Office boy escapou de chacina

MARIO CESAR CARVALHO
DA REPORTAGEM LOCAL

O office boy William Oliveira dos Santos, 18, é a exceção à tese de que os alvos de chacinas são, normalmente, usuários ou traficantes de crack. "Não fumo, não bebo, não masco chiclete nem tomo café porque faz mal e não gosto", enumera. Poderia acrescentar que não tem passagem pela polícia.
William é sobrevivente de uma chacina tripla na Estrada M'Boi Mirim, no Jardim Ângela (zona sul).
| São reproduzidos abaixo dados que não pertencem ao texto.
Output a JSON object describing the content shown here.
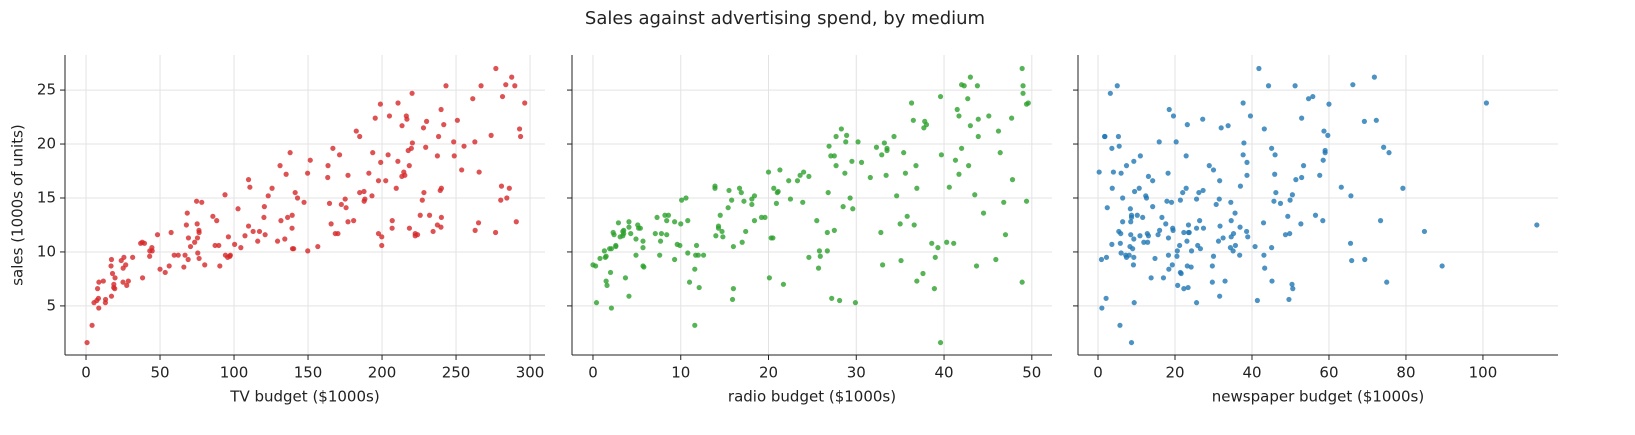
{
  "title": "Sales against advertising spend, by medium",
  "chart_data": [
    {
      "type": "scatter",
      "xlabel": "TV budget ($1000s)",
      "ylabel": "sales (1000s of units)",
      "color": "#d62728",
      "xlim": [
        -14.2,
        310.1
      ],
      "xticks": [
        0,
        50,
        100,
        150,
        200,
        250,
        300
      ],
      "ylim": [
        0.45,
        28.25
      ],
      "yticks": [
        5,
        10,
        15,
        20,
        25
      ],
      "grid": true,
      "x": [
        230.1,
        44.5,
        17.2,
        151.5,
        180.8,
        8.7,
        57.5,
        120.2,
        8.6,
        199.8,
        66.1,
        214.7,
        23.8,
        97.5,
        204.1,
        195.4,
        67.8,
        281.4,
        69.2,
        147.3,
        218.4,
        237.4,
        13.2,
        228.3,
        62.3,
        262.9,
        142.9,
        240.1,
        248.8,
        70.6,
        292.9,
        112.9,
        97.2,
        265.6,
        95.7,
        290.7,
        266.9,
        74.7,
        43.1,
        228,
        202.5,
        177,
        293.6,
        206.9,
        25.1,
        175.1,
        89.7,
        239.9,
        227.2,
        66.9,
        199.8,
        100.4,
        216.4,
        182.6,
        262.7,
        198.9,
        7.3,
        136.2,
        210.8,
        210.7,
        53.5,
        261.3,
        239.3,
        102.7,
        131.1,
        69,
        31.5,
        139.3,
        237.4,
        216.8,
        199.1,
        109.8,
        26.8,
        129.4,
        213.4,
        16.9,
        27.5,
        120.5,
        5.4,
        116,
        76.4,
        239.8,
        75.3,
        68.4,
        213.5,
        193.2,
        76.3,
        110.7,
        88.3,
        109.8,
        134.3,
        28.6,
        217.7,
        250.9,
        107.4,
        163.3,
        197.6,
        184.9,
        289.7,
        135.2,
        222.4,
        296.4,
        280.2,
        187.9,
        238.2,
        137.9,
        25,
        90.4,
        13.1,
        255.4,
        225.8,
        241.7,
        175.7,
        209.6,
        78.2,
        75.1,
        139.2,
        76.4,
        125.7,
        19.4,
        141.3,
        18.8,
        224,
        123.1,
        229.5,
        87.2,
        7.8,
        80.2,
        220.3,
        59.6,
        0.7,
        265.2,
        8.4,
        219.8,
        36.9,
        48.3,
        25.6,
        273.7,
        43,
        184.9,
        73.4,
        193.7,
        220.5,
        104.6,
        96.2,
        140.3,
        240.1,
        243.2,
        38,
        44.7,
        280.7,
        121,
        197.6,
        171.3,
        187.8,
        4.1,
        93.9,
        149.8,
        11.7,
        131.7,
        172.5,
        85.7,
        188.4,
        163.5,
        117.2,
        234.5,
        17.9,
        206.8,
        215.4,
        284.3,
        50,
        164.5,
        19.6,
        168.4,
        222.4,
        276.9,
        248.4,
        170.2,
        276.7,
        165.6,
        156.6,
        218.5,
        56.2,
        287.6,
        253.8,
        205,
        139.5,
        191.1,
        286,
        18.7,
        39.5,
        75.5,
        17.2,
        166.8,
        149.7,
        38.2,
        94.2,
        177,
        283.6,
        232.1
      ],
      "values": [
        22.1,
        10.4,
        9.3,
        18.5,
        12.9,
        7.2,
        11.8,
        13.2,
        4.8,
        10.6,
        8.6,
        17.4,
        9.2,
        9.7,
        19,
        22.4,
        12.5,
        24.4,
        11.3,
        14.6,
        18,
        12.5,
        5.6,
        15.5,
        9.7,
        12,
        15,
        15.9,
        18.9,
        10.5,
        21.4,
        11.9,
        9.6,
        17.4,
        9.5,
        12.8,
        25.4,
        14.7,
        10.1,
        21.5,
        16.6,
        17.1,
        20.7,
        12.9,
        8.5,
        14.9,
        10.6,
        23.2,
        14.8,
        9.7,
        11.4,
        10.7,
        22.6,
        21.2,
        20.2,
        23.7,
        5.5,
        13.2,
        23.8,
        18.4,
        8.1,
        24.2,
        15.7,
        14,
        18,
        9.3,
        9.5,
        13.4,
        18.9,
        22.3,
        18.3,
        12.4,
        8.8,
        11,
        17,
        8.7,
        6.9,
        14.2,
        5.3,
        11,
        11.8,
        12.3,
        11.3,
        13.6,
        21.7,
        15.2,
        12,
        16,
        12.9,
        16.7,
        11.2,
        7.3,
        19.4,
        22.2,
        11.5,
        16.9,
        11.7,
        15.5,
        25.4,
        17.2,
        11.7,
        23.8,
        14.8,
        14.7,
        20.7,
        19.2,
        7.2,
        8.7,
        5.3,
        19.8,
        13.4,
        21.8,
        14.1,
        15.9,
        14.6,
        12.6,
        12.2,
        9.4,
        15.9,
        6.6,
        15.5,
        7,
        11.6,
        15.2,
        19.7,
        10.6,
        6.6,
        8.8,
        24.7,
        9.7,
        1.6,
        12.7,
        5.7,
        19.6,
        10.8,
        11.6,
        9.5,
        20.8,
        9.6,
        20.7,
        10.9,
        19.2,
        20.1,
        10.4,
        11.4,
        10.3,
        13.2,
        25.4,
        10.9,
        10.1,
        16.1,
        11.6,
        16.6,
        19,
        15.6,
        3.2,
        15.3,
        10.1,
        7.3,
        12.9,
        14.4,
        13.3,
        14.9,
        18,
        11.9,
        11.9,
        8,
        12.2,
        17.1,
        15,
        8.4,
        14.5,
        7.6,
        11.7,
        11.5,
        27,
        20.2,
        11.7,
        11.8,
        12.6,
        10.5,
        12.2,
        8.7,
        26.2,
        17.6,
        22.6,
        10.3,
        17.3,
        15.9,
        6.7,
        10.8,
        9.9,
        5.9,
        19.6,
        17.3,
        7.6,
        9.7,
        12.8,
        25.5,
        13.4
      ]
    },
    {
      "type": "scatter",
      "xlabel": "radio budget ($1000s)",
      "color": "#2ca02c",
      "xlim": [
        -2.39,
        52.3
      ],
      "xticks": [
        0,
        10,
        20,
        30,
        40,
        50
      ],
      "ylim": [
        0.45,
        28.25
      ],
      "yticks": [
        5,
        10,
        15,
        20,
        25
      ],
      "grid": true,
      "x": [
        37.8,
        39.3,
        45.9,
        41.3,
        10.8,
        48.9,
        32.8,
        19.6,
        2.1,
        2.6,
        5.8,
        24,
        35.1,
        7.6,
        32.9,
        47.7,
        36.6,
        39.6,
        20.5,
        23.9,
        27.7,
        5.1,
        15.9,
        16.9,
        12.6,
        3.5,
        29.3,
        16.7,
        27.1,
        16,
        28.3,
        17.4,
        1.5,
        20,
        1.4,
        4.1,
        43.8,
        49.4,
        26.7,
        37.7,
        22.3,
        33.4,
        27.7,
        8.4,
        25.7,
        22.5,
        9.9,
        41.5,
        15.8,
        11.7,
        3.1,
        9.6,
        41.7,
        46.2,
        28.8,
        49.4,
        28.1,
        19.2,
        49.6,
        29.5,
        2,
        42.7,
        15.5,
        29.6,
        42.8,
        9.3,
        24.6,
        14.5,
        27.5,
        43.9,
        30.6,
        14.3,
        33,
        5.7,
        24.6,
        43.7,
        1.6,
        28.5,
        29.9,
        7.7,
        26.7,
        4.1,
        20.3,
        44.5,
        43,
        18.4,
        27.5,
        40.6,
        25.5,
        47.8,
        4.9,
        1.5,
        33.5,
        36.5,
        14,
        31.6,
        3.5,
        21,
        42.3,
        41.7,
        4.3,
        36.3,
        10.1,
        17.2,
        34.3,
        46.4,
        11,
        0.3,
        0.4,
        26.9,
        8.2,
        38,
        15.4,
        20.6,
        46.8,
        35,
        14.3,
        0.8,
        36.9,
        16,
        26.8,
        21.7,
        2.4,
        34.6,
        32.3,
        11.8,
        38.9,
        0,
        49,
        12,
        39.6,
        2.9,
        27.2,
        33.5,
        38.6,
        47,
        39,
        28.9,
        25.9,
        43.9,
        17,
        35.4,
        33.2,
        5.7,
        14.8,
        1.9,
        7.3,
        49,
        40.3,
        25.8,
        13.9,
        8.4,
        23.3,
        39.7,
        21.1,
        11.6,
        43.5,
        1.3,
        36.9,
        18.4,
        18.1,
        35.8,
        18.1,
        36.8,
        14.7,
        3.4,
        37.6,
        5.2,
        23.6,
        10.6,
        11.6,
        20.9,
        20.1,
        7.1,
        3.4,
        48.9,
        30.2,
        7.8,
        2.3,
        10,
        2.6,
        5.4,
        5.7,
        43,
        21.3,
        45.1,
        2.1,
        28.7,
        13.9,
        12.1,
        41.1,
        10.8,
        4.1,
        42,
        35.6,
        3.7,
        4.9,
        9.3,
        42,
        8.6
      ],
      "values": [
        22.1,
        10.4,
        9.3,
        18.5,
        12.9,
        7.2,
        11.8,
        13.2,
        4.8,
        10.6,
        8.6,
        17.4,
        9.2,
        9.7,
        19,
        22.4,
        12.5,
        24.4,
        11.3,
        14.6,
        18,
        12.5,
        5.6,
        15.5,
        9.7,
        12,
        15,
        15.9,
        18.9,
        10.5,
        21.4,
        11.9,
        9.6,
        17.4,
        9.5,
        12.8,
        25.4,
        14.7,
        10.1,
        21.5,
        16.6,
        17.1,
        20.7,
        12.9,
        8.5,
        14.9,
        10.6,
        23.2,
        14.8,
        9.7,
        11.4,
        10.7,
        22.6,
        21.2,
        20.2,
        23.7,
        5.5,
        13.2,
        23.8,
        18.4,
        8.1,
        24.2,
        15.7,
        14,
        18,
        9.3,
        9.5,
        13.4,
        18.9,
        22.3,
        18.3,
        12.4,
        8.8,
        11,
        17,
        8.7,
        6.9,
        14.2,
        5.3,
        11,
        11.8,
        12.3,
        11.3,
        13.6,
        21.7,
        15.2,
        12,
        16,
        12.9,
        16.7,
        11.2,
        7.3,
        19.4,
        22.2,
        11.5,
        16.9,
        11.7,
        15.5,
        25.4,
        17.2,
        11.7,
        23.8,
        14.8,
        14.7,
        20.7,
        19.2,
        7.2,
        8.7,
        5.3,
        19.8,
        13.4,
        21.8,
        14.1,
        15.9,
        14.6,
        12.6,
        12.2,
        9.4,
        15.9,
        6.6,
        15.5,
        7,
        11.6,
        15.2,
        19.7,
        10.6,
        6.6,
        8.8,
        24.7,
        9.7,
        1.6,
        12.7,
        5.7,
        19.6,
        10.8,
        11.6,
        9.5,
        20.8,
        9.6,
        20.7,
        10.9,
        19.2,
        20.1,
        10.4,
        11.4,
        10.3,
        13.2,
        25.4,
        10.9,
        10.1,
        16.1,
        11.6,
        16.6,
        19,
        15.6,
        3.2,
        15.3,
        10.1,
        7.3,
        12.9,
        14.4,
        13.3,
        14.9,
        18,
        11.9,
        11.9,
        8,
        12.2,
        17.1,
        15,
        8.4,
        14.5,
        7.6,
        11.7,
        11.5,
        27,
        20.2,
        11.7,
        11.8,
        12.6,
        10.5,
        12.2,
        8.7,
        26.2,
        17.6,
        22.6,
        10.3,
        17.3,
        15.9,
        6.7,
        10.8,
        9.9,
        5.9,
        19.6,
        17.3,
        7.6,
        9.7,
        12.8,
        25.5,
        13.4
      ]
    },
    {
      "type": "scatter",
      "xlabel": "newspaper budget ($1000s)",
      "color": "#1f77b4",
      "xlim": [
        -5.2,
        119.5
      ],
      "xticks": [
        0,
        20,
        40,
        60,
        80,
        100
      ],
      "ylim": [
        0.45,
        28.25
      ],
      "yticks": [
        5,
        10,
        15,
        20,
        25
      ],
      "grid": true,
      "x": [
        69.2,
        45.1,
        69.3,
        58.5,
        58.4,
        75,
        23.5,
        11.6,
        1,
        21.2,
        24.2,
        4,
        65.9,
        7.2,
        46,
        52.9,
        114,
        55.8,
        18.3,
        19.1,
        53.4,
        23.5,
        49.6,
        26.2,
        18.3,
        19.5,
        12.6,
        22.9,
        22.9,
        40.8,
        43.2,
        38.6,
        30,
        0.3,
        7.4,
        8.5,
        5,
        45.7,
        35.1,
        32,
        31.6,
        38.7,
        1.8,
        26.4,
        43.3,
        31.5,
        35.7,
        18.5,
        49.9,
        36.8,
        34.6,
        3.6,
        39.6,
        58.7,
        15.9,
        60,
        41.4,
        16.6,
        37.7,
        9.3,
        21.4,
        54.7,
        27.3,
        8.4,
        28.9,
        0.9,
        2.2,
        10.2,
        11,
        27.2,
        38.7,
        31.7,
        19.3,
        31.3,
        13.1,
        89.4,
        20.7,
        14.2,
        9.4,
        23.1,
        22.3,
        36.9,
        32.5,
        35.6,
        33.8,
        65.7,
        16,
        63.2,
        73.4,
        51.4,
        9.3,
        33,
        59,
        72.3,
        10.9,
        52.9,
        5.9,
        22,
        51.2,
        45.9,
        49.8,
        100.9,
        21.4,
        17.9,
        5.3,
        59,
        29.7,
        23.2,
        25.6,
        5.5,
        56.5,
        23.2,
        2.4,
        10.7,
        34.5,
        52.7,
        25.6,
        14.8,
        79.2,
        22.3,
        46.2,
        50.4,
        15.6,
        12.4,
        74.2,
        25.9,
        50.6,
        9.2,
        3.2,
        43.1,
        8.7,
        43,
        2.1,
        45.1,
        65.6,
        8.5,
        9.3,
        59.7,
        20.5,
        1.7,
        12.9,
        75.6,
        37.9,
        34.4,
        38.9,
        9,
        8.7,
        44.3,
        11.9,
        20.6,
        37,
        48.7,
        14.2,
        37.7,
        9.5,
        5.7,
        50.5,
        24.3,
        45.2,
        34.6,
        30.7,
        49.3,
        25.6,
        7.4,
        5.4,
        84.8,
        21.6,
        19.4,
        57.6,
        6.4,
        18.4,
        47.4,
        17,
        12.8,
        13.1,
        41.8,
        20.3,
        35.2,
        23.7,
        17.6,
        8.3,
        27.4,
        29.7,
        71.8,
        30,
        19.6,
        26.6,
        18.2,
        3.7,
        23.4,
        5.8,
        6,
        31.6,
        3.6,
        6,
        13.8,
        8.1,
        6.4,
        66.2,
        8.7
      ],
      "values": [
        22.1,
        10.4,
        9.3,
        18.5,
        12.9,
        7.2,
        11.8,
        13.2,
        4.8,
        10.6,
        8.6,
        17.4,
        9.2,
        9.7,
        19,
        22.4,
        12.5,
        24.4,
        11.3,
        14.6,
        18,
        12.5,
        5.6,
        15.5,
        9.7,
        12,
        15,
        15.9,
        18.9,
        10.5,
        21.4,
        11.9,
        9.6,
        17.4,
        9.5,
        12.8,
        25.4,
        14.7,
        10.1,
        21.5,
        16.6,
        17.1,
        20.7,
        12.9,
        8.5,
        14.9,
        10.6,
        23.2,
        14.8,
        9.7,
        11.4,
        10.7,
        22.6,
        21.2,
        20.2,
        23.7,
        5.5,
        13.2,
        23.8,
        18.4,
        8.1,
        24.2,
        15.7,
        14,
        18,
        9.3,
        9.5,
        13.4,
        18.9,
        22.3,
        18.3,
        12.4,
        8.8,
        11,
        17,
        8.7,
        6.9,
        14.2,
        5.3,
        11,
        11.8,
        12.3,
        11.3,
        13.6,
        21.7,
        15.2,
        12,
        16,
        12.9,
        16.7,
        11.2,
        7.3,
        19.4,
        22.2,
        11.5,
        16.9,
        11.7,
        15.5,
        25.4,
        17.2,
        11.7,
        23.8,
        14.8,
        14.7,
        20.7,
        19.2,
        7.2,
        8.7,
        5.3,
        19.8,
        13.4,
        21.8,
        14.1,
        15.9,
        14.6,
        12.6,
        12.2,
        9.4,
        15.9,
        6.6,
        15.5,
        7,
        11.6,
        15.2,
        19.7,
        10.6,
        6.6,
        8.8,
        24.7,
        9.7,
        1.6,
        12.7,
        5.7,
        19.6,
        10.8,
        11.6,
        9.5,
        20.8,
        9.6,
        20.7,
        10.9,
        19.2,
        20.1,
        10.4,
        11.4,
        10.3,
        13.2,
        25.4,
        10.9,
        10.1,
        16.1,
        11.6,
        16.6,
        19,
        15.6,
        3.2,
        15.3,
        10.1,
        7.3,
        12.9,
        14.4,
        13.3,
        14.9,
        18,
        11.9,
        11.9,
        8,
        12.2,
        17.1,
        15,
        8.4,
        14.5,
        7.6,
        11.7,
        11.5,
        27,
        20.2,
        11.7,
        11.8,
        12.6,
        10.5,
        12.2,
        8.7,
        26.2,
        17.6,
        22.6,
        10.3,
        17.3,
        15.9,
        6.7,
        10.8,
        9.9,
        5.9,
        19.6,
        17.3,
        7.6,
        9.7,
        12.8,
        25.5,
        13.4
      ]
    }
  ]
}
Foi baleado na coxa e nos dedos direitos na madrugada do último domingo e passa bem.
A cena da chacina parece faroeste. Veja o depoimento de William:
"Os caras chegaram a pé e atravessaram a avenida com a arma na mão. Eram duas pessoas. Provavelmente estavam com uma automática, porque foram muitos tiros, mais de 20. O cara chegou dizendo 'encosta' e começou a atirar. Eu recebi a primeira bala. O Ricardo (Ribeiro Alves) me jogou para trás e começou a atirar. Ele salvou minha vida e acabou morrendo. Pulei um muro de três metros, caí e fiquei quieto. Ainda estava rolando tiro. Aí o Ricardo caiu na minha frente. Já estava gemendo, quase morto. Vi que minha calça estava furada, mas não senti sangue nem dor. Falei alto: 'tô vivo'. Corri até minha casa, acordei minha mãe e fui para o médico".
Filho de uma cabeleireira, ele ganha R$ 250 por mês e quer fazer o curso técnico de processamento de dados no 2º grau. "Conheço DOS, Windows, dBase 3, Word e um pouco de Clip", conta.
Cantor do grupo de rap Voz da Periferia, é um garoto cabeça. Não gosta de gangsta rap ("eles são machistas, só querem saber de usar as mulheres") e acha o grupo Racionais MC o máximo ("por causa das letras").
A chacina à qual sobreviveu já virou rap: "Fazer o quê? Vida de pobre é assim. Irmão matando irmão/ É o que faz esse lugar ser chamado de mundo cão". William sabe do que fala. PT ali não é partido político. É o jeito como chamam uma pistola automática.